Ontem, 04/05/2021, numa espécie de epifania, mamãe havia encontrado essa joia – ela estava a procurá-la faz tempo. Trata-se de um catálogo telefônico cuja capa foi ilustrada pelo meu saudoso pai.

Parece que ele o tinha escondido naquele armário de forma estratégica – papai sempre foi misterioso –, e somente de alguns meses para cá também descobrimos várias de suas obras surpreendentemente inéditas.

Eis Manuel "Manuelzão" Nardi (1904 – 1997), que inspirou João Guimarães Rosa (1908 – 1967) em suas obras Grande Sertão: Veredas (1956) e Corpo de Baile (1956).

Papai sempre demonstrara muito apreço por Manuelzão, e inclusive gravou, pela extinta JMM Publicidade, uma entrevista com o próprio em 1978.

E hoje seria o seu aniversário de 75 anos. Quanta saudade, papai! Teu adeus sideral foi discreto e valente, meu grande amigo! Te amo eternamente.


P.S.: A segunda imagem é a do disco da entrevista com o Manuelzão em formato EP. Eu, desde criancinha, sempre adorei ouvi-lo.

P.S.2: Papai humildemente me pedia dicas de traços, expressões, poses e nomes para as suas obras desde que eu era pequenina. Aprendi muito com ele.

20210308

Psicologia Reversa



Num momento de profunda imersão, de repente passamos a nos questionar.


- Se sonhos não envelhecem, por que é que você pronunciou, como se fosse Deus, que "o sonho acabou"? Você pensa que o matou?

- Mulher, estava tão absorto em mim mesmo, até que, confessando bem, perdi o controle...

- Perdeu o controle de quê? [...] Ei, está se sentindo mal?

- Ah... Desculpe, foi só um lapso de memória [bebericando algo]. Mas, continuando, perdi o controle da minha própria vida pessoal. E quando me percebi superexposto, era tarde demais. Deveras achei interessante a tua questão sobre os sonhos, porque foi a partir daí que a minha perspectiva de vida mudou, claramente. Tentei entrar em estado de plena reclusão junto à minha companheira e até reneguei a amizade para com os meus ex-companheiros de banda. No entanto, tudo virou um inferno.

- Entendi. [...] A fama parece ser traiçoeira. Sonhar te levou a uma visão negativa? Fama e sonhos se cruzam? Me desculpe a invasão...

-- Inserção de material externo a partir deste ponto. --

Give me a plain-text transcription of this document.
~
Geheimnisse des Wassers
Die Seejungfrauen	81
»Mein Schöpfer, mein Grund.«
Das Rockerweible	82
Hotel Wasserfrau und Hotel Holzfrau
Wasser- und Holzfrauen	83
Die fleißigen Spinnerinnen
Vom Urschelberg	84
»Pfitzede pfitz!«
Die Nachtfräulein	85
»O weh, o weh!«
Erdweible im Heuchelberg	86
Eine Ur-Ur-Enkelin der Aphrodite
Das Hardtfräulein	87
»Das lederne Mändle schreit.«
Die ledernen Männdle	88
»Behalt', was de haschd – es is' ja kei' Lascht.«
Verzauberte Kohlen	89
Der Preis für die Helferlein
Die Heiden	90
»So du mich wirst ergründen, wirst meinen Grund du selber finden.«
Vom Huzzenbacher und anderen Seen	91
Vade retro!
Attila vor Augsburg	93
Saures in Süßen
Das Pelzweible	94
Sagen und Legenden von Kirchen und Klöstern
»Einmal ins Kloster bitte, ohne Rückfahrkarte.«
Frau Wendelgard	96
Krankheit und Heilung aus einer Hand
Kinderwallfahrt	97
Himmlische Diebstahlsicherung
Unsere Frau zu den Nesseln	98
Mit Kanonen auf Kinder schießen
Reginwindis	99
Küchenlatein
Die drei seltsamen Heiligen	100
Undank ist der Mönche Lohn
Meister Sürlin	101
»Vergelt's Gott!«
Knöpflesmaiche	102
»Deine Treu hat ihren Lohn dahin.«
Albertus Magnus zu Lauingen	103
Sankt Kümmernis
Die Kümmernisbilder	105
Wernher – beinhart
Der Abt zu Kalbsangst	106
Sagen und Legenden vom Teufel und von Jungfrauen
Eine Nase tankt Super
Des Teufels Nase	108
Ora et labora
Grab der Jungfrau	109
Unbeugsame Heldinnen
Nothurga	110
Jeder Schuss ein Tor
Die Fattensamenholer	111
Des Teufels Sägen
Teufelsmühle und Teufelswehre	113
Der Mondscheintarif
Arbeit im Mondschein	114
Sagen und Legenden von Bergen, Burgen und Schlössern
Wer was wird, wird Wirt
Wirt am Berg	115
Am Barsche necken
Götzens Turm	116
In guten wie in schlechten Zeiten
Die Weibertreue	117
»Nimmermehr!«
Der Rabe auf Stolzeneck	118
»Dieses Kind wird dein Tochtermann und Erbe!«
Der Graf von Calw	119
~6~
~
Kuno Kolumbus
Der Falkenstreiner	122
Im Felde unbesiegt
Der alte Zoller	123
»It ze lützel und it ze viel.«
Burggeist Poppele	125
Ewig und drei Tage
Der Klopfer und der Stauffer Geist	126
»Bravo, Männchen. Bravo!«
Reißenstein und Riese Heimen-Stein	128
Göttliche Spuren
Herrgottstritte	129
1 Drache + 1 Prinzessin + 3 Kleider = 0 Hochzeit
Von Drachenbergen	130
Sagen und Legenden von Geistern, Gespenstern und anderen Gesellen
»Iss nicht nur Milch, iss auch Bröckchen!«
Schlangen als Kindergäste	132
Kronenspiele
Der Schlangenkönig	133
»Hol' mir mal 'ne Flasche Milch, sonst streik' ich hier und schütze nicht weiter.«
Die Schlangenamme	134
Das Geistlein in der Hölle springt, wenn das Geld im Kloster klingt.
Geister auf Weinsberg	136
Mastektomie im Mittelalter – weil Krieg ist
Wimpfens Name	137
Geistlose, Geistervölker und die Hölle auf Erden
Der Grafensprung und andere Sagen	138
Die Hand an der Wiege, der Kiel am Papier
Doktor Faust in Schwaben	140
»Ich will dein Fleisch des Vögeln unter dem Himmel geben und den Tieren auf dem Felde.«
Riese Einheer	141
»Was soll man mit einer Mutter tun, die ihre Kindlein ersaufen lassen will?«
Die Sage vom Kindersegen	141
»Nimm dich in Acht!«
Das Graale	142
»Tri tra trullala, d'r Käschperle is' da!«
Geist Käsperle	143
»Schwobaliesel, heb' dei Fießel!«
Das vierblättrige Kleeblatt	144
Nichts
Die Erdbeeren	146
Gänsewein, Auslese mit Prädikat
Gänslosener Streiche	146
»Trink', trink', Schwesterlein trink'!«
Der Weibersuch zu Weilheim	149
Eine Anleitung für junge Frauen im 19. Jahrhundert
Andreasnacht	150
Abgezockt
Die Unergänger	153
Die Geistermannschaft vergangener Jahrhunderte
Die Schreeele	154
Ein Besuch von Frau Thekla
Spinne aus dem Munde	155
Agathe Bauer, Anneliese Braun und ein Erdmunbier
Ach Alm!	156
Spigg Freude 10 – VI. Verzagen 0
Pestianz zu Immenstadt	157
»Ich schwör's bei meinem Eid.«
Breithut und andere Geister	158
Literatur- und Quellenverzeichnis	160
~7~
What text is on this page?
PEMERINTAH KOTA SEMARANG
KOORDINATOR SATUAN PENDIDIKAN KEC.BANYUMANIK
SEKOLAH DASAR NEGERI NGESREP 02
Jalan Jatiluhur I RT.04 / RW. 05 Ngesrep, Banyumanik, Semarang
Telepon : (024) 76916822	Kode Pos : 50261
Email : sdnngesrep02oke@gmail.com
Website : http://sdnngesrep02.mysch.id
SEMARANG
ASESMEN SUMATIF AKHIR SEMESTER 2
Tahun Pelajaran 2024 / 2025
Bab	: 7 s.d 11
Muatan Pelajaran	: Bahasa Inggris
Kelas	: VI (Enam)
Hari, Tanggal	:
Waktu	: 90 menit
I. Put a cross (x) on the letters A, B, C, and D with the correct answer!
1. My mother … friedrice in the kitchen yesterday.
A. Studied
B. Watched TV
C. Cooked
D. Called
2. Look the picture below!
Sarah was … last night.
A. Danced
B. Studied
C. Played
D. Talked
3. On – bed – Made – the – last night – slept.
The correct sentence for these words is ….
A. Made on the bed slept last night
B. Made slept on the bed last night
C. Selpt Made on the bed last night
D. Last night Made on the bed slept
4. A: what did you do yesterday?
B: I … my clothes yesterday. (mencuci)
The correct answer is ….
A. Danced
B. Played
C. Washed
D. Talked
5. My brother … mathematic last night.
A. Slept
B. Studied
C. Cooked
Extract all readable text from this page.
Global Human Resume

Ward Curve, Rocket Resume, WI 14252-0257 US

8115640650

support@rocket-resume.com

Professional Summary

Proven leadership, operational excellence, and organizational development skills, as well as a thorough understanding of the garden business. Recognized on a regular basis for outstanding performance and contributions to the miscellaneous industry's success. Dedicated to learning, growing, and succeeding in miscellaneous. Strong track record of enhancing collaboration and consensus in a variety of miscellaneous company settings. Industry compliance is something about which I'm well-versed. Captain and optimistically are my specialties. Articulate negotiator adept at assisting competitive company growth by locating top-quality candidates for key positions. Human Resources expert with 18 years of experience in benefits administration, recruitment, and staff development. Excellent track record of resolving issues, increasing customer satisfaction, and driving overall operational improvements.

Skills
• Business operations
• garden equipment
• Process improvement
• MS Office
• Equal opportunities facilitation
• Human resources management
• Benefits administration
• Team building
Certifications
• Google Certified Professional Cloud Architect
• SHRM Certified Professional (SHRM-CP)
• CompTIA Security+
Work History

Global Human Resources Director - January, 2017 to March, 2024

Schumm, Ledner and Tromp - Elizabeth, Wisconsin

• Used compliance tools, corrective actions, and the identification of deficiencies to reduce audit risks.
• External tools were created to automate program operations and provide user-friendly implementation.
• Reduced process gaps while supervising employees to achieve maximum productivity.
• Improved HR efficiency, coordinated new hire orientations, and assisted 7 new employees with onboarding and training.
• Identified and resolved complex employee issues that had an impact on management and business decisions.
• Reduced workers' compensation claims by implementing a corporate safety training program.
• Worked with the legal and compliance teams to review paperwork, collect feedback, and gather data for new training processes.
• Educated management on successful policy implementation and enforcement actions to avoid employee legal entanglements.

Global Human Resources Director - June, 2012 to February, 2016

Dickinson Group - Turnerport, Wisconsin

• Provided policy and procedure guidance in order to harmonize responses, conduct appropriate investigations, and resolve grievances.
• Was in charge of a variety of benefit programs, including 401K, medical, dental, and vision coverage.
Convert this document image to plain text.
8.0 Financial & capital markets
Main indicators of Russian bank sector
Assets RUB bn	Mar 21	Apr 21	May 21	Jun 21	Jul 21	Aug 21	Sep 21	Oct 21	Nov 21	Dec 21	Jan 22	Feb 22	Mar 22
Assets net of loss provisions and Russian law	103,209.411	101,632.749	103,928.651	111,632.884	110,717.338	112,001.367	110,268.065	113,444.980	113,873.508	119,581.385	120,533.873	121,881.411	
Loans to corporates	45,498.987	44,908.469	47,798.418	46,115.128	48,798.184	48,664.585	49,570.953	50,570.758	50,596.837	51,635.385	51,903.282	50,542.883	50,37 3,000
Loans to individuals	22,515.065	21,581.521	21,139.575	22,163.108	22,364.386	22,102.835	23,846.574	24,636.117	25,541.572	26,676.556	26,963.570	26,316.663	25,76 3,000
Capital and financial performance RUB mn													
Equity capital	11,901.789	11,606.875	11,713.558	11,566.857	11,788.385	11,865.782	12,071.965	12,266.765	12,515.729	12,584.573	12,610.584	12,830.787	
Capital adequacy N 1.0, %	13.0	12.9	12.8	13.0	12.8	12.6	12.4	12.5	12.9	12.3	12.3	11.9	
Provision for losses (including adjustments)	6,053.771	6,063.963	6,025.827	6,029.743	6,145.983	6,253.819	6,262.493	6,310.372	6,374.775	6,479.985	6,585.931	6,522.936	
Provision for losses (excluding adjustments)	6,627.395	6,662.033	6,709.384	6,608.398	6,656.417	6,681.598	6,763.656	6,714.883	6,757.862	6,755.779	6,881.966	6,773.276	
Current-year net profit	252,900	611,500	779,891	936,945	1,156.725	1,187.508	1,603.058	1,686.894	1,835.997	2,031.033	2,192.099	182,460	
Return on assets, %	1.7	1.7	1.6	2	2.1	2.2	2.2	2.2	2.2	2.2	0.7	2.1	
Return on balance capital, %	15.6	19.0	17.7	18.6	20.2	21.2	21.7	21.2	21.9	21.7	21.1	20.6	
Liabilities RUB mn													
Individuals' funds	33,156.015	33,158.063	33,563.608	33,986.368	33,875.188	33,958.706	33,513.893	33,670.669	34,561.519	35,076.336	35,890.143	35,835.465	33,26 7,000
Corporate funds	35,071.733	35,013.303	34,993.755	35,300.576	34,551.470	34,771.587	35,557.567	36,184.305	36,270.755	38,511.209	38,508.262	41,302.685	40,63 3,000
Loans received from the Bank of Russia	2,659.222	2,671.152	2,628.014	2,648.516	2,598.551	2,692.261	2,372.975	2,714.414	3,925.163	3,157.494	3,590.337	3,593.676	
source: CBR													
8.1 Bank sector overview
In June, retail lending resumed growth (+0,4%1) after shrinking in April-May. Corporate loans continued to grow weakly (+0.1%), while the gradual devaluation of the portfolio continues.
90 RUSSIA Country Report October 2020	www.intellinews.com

- De certa forma, creio que sim. Estou cansado, na verdade.

- Pulsão da minha vida: sonhos reais.

- Hmmm...

- Sim. Porque o que seria de mim sem criar expectativas, sem acreditar num Ser Supremo e sem acreditar naquilo que sou? Afinal de contas, somos humanos e...

- Cof! Eu era humano.

- [Contemplando, apenas, uma imagem estática.]


Virei as costas para ele. Num rompante, me senti real (ah, bem calejada!).



Fotografia por Maria Rita - Exposição Aretuza Moura.